By Terri Steinberg, Chief Medical Officer and Chief Strategy Officer, Medecision

In this final post in my series on modern data platforms (click here for parts one and two), I want to look at what can occur in the realm of member and provider outreach when a data platform can analyze and respond to real-time streaming data. 

Consider a scenario in which data streamed from a local health information exchange (HIE) indicates that one of your members has just, at 7:52 pm, been released from the hospital. A modern data platform can ingest and analyze that information and trigger an action based on a series of rules. 

  • The data platform might first send a text or email message to the provider who admitted the member to the hospital, or to the care manager, to alert that individual that the member had been discharged. 
  • Diagnosis-based rules might then direct the data platform to send a message to the member, telling him or her that they should schedule a follow-up visit with their provider or care manager to discuss their hospital stay and the results of certain tests or procedures — and the data platform could include a link in the message that connects the member to a scheduling system through which they could make a follow-up appointment. 
  • Concurrently, the data platform could set up an alert for the member’s care manager to follow up with the member at a specified time if the member has not, by that time, used the message link to schedule a follow-up appointment.
  • Finally, the data platform could trigger an event that would cause appropriate informational materials to be sent to the member, saving the member the need to go searching for more information.

The permutations on this automated outreach process are manifold: If the member simply went to the hospital for tests, the automated outreach system could connect the member to a portal page explaining the results of the tests. If the test results fall within a normal range and no physician follow-up is necessary, an email or text message (or an automated phone call) could deliver that information automatically to the member. Conversely, if the test results were outside the expected range, the message from the data platform could provide the link to the scheduling system and tell the member that they should use the link to book a time to confer with their care manager for follow-up. 

It should be noted that the outreach initiated by a modern data platform can also be triggered by other than externally-streamed data. A population health management campaign might analyze member records to determine who has not been in for a routine check-up in some number of months — a number that might vary by campaign depending on population segmentation. The campaign might look for infants that have not received specific immunizations or members that have been diagnosed with specific conditions in the past and who might be at elevated risk for pneumonia as flu season arrives. Alternately, the campaign might capture HRA information in a health screening campaign. In any of these scenarios, the enterprise-scope rules engine of a modern data platform could trigger a series of communications — to members, their caregivers, their providers, their care managers, or any combination thereof — that both engage and enable the recipient to take action. For a member and his or her caregivers, it might be a message that provides information, reassurance, or links to resources or systems designed to expedite care; for practitioners and care managers, the communications might include links to member histories, alerts, a notification that it is time for direct follow-up, or some other detail that can lead to better outcomes in member care. 

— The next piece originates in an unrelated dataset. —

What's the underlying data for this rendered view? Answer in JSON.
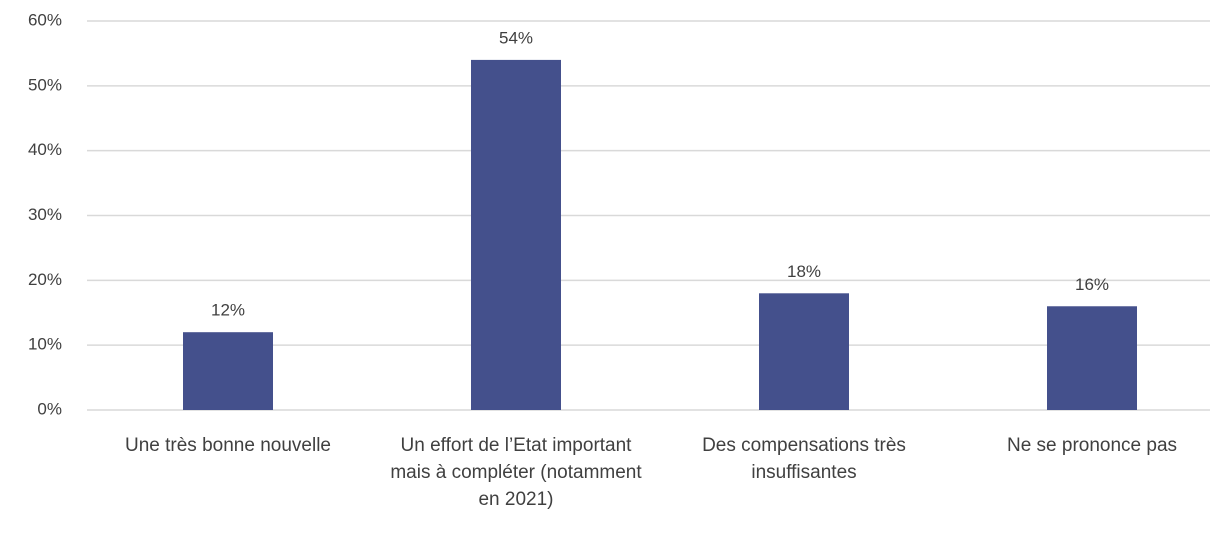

Unlike a modern data platform, the capabilities of old-school data platforms/warehouses are retrospective and not transactional. Typically the kinds of outreach described above need to be initiated by an individual and may not occur in real time. An outreach that is based on data warehouse insights may occur only when a care manager runs a query that updates the data warehouse with information from the HIE about ADT events occurring since the last update. While data warehouse platforms are useful, their analytics are retrospective and cannot generate real-time messages and triggers to members, members, providers, or care managers. 

In a modern data platform, all these activities are streamlined and automated; the services required to analyze data in real-time, to trigger rules in response to specific cues, and to execute actions such as sending text messages or outbound phone calls are built into the system. A human being could use the data platform to initiate any of these types of communication, but, when a modern data platform is involved, human intervention is not required. The modern data platform can automate those actions based upon real-time data analysis and a powerful rules engine that has been designed to support the needs of the modern health care ecosystem.